A simple framework for bulletproof distributed tasks with Django and Celery.
Python
Fetching latest commit…
Cannot retrieve the latest commit at this time.
Permalink
Failed to load latest commit information.
sprinklers
tests
.gitignore
README.md
manage.py
setup.py

README.md

TL;DR

Django-Sprinklers imposes structure on jobs that perform asynchronous processing of Django models.

Specify a queryset and a function to perform on each object in the queryset and Sprinklers will distribute your queryset into a group of asynchronous jobs, perform logging, and track the status of each job.

Using this wrapper you can avoid repeatedly writing fiddly bits of celery code and repetitive logging so you can focus on your business logic.

For example

At a high level celery cron jobs often take the form of "run this queryset, and take an action on each object." For example:

  • Find all customers that should be billed for our recurring service, and bill them.
  • Find all users who should receive a welcome email, and send them each a message.
  • For each product listing, update the details from an external service.
  • etc. etc.

Typically code for these cron tasks would look something like:

from celery import task

@task
def refresh_objects():
    logger.info("Starting refresh objects...")
    qs = Item.objects.all()
    for obj in qs:
        if obj.needs_update():
            # Remember to pass 'id' and not the object itself!
            # Remember to call .delay on the task!
            get_updated_item_from_slow_external_service.delay(obj.id)
    logger.info("I would love to say 'finished' here, but I spawned a bunch of async tasks and can't actually do that...")

@task
def get_updated_field_from_slow_external_service(id):
    try:
        item = Item.objects.get(pk=id)
    except Item.DoesNotExist:
        logger.info("grrr...")
    logger.info("Starting update of item %s..." % id)
    item.field = ExternalServiceWrapper().get(id)['field']
    item.save()
    logger.info("Successful update of item %s." % id)

This is fine, but as logic gets more complex and as you add more jobs that follow a similar pattern, you'll find that you handle logging slightly differently from job to job, that you want to run code after all the subtasks have completed, and in general things are looking a bit messy.

Use Sprinklers to impose structure and make these jobs testable.

# tasks.py

from sprinklers.base import SprinklerBase, registry, SubtaskValidationException

class ItemUpdateSprinkler(SprinklerBase):

    def get_queryset():
        return Item.objects.all()

    def validate(obj)
        if not obj.needs_update():
            raise SubtaskValidationException()

    def subtask(obj):
        obj.field = ExternalServiceWrapper().get(obj.id)['field']
        obj.save()
        return obj.id  # gets aggregated into a results argument

    def finished(results):
        logger.info("Updated %s items." % len(results))
registry.register(ItemUpdateSprinkler)


# This is the entry point to the job.

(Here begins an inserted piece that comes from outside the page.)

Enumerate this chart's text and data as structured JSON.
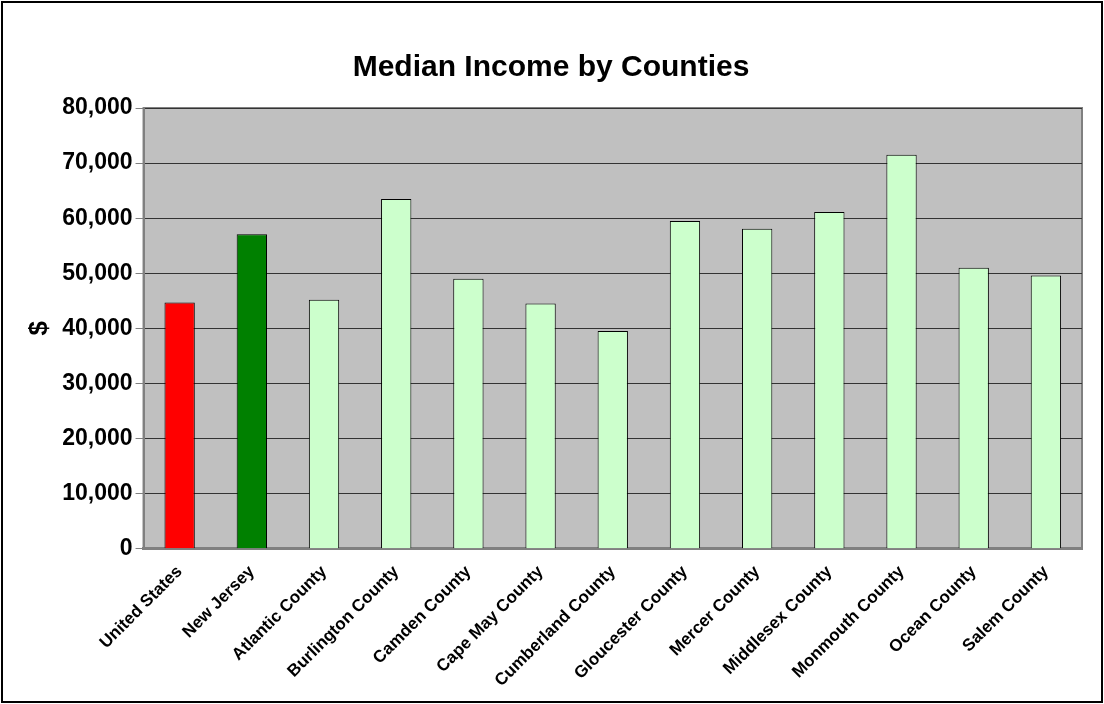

You can use it in your crontab configuration as normal:

# CELERYBEAT_SCHEDULE = {
#     'item.tasks.start_item_sprinkler': {
#         'task': 'item.tasks.start_item_sprinkler',
#         'schedule': crontab(hour=24, minute=0),
#     },

@task
def start_item_sprinkler():
    ItemUpdateSprinkler().start()

You can also pass **kwargs into the Sprinkler's start() function, which will be accessible downstream to all Sprinkler methods. See tasks.py and models.py in /tests for how this works.

Testing

The Sprinkler tests are a bit trickier to run that just 'manage.py test' because every attempt has been made to mimic an async production celery environment.

In order to run the tests you will need:

  1. Change CELERY_ALWAYS_EAGER = False in settings.py
  2. A local postgres server set up in line with the DB config in test.settings
  3. A running redis server with default localhost config (redis://localhost:6379/0)
  4. A running celery daemon/worker.
  5. Then run 'python manage.py test'

I find it easiest to run 2 & 3 via:

screen -d -S 'redis' -m redis-server
screen -d -S 'celery' -m python manage.py celeryd

This will run each in the background, and you can 'screen -r redis' or 'screen -r celery' to view them (Ctrl-a-d to detach).

If you are working on this project directly, remember to restart celery after code changes to django-sprinklers. Celery does not live reload!

FAQ

  • Q: Will this work on any iterable? Does it have to be a Django queryset?
  • A: It has to be a queryset (or a valuesqueryset). Sprinklers relies on some introspection to determine which model class to use for individual object retrieval.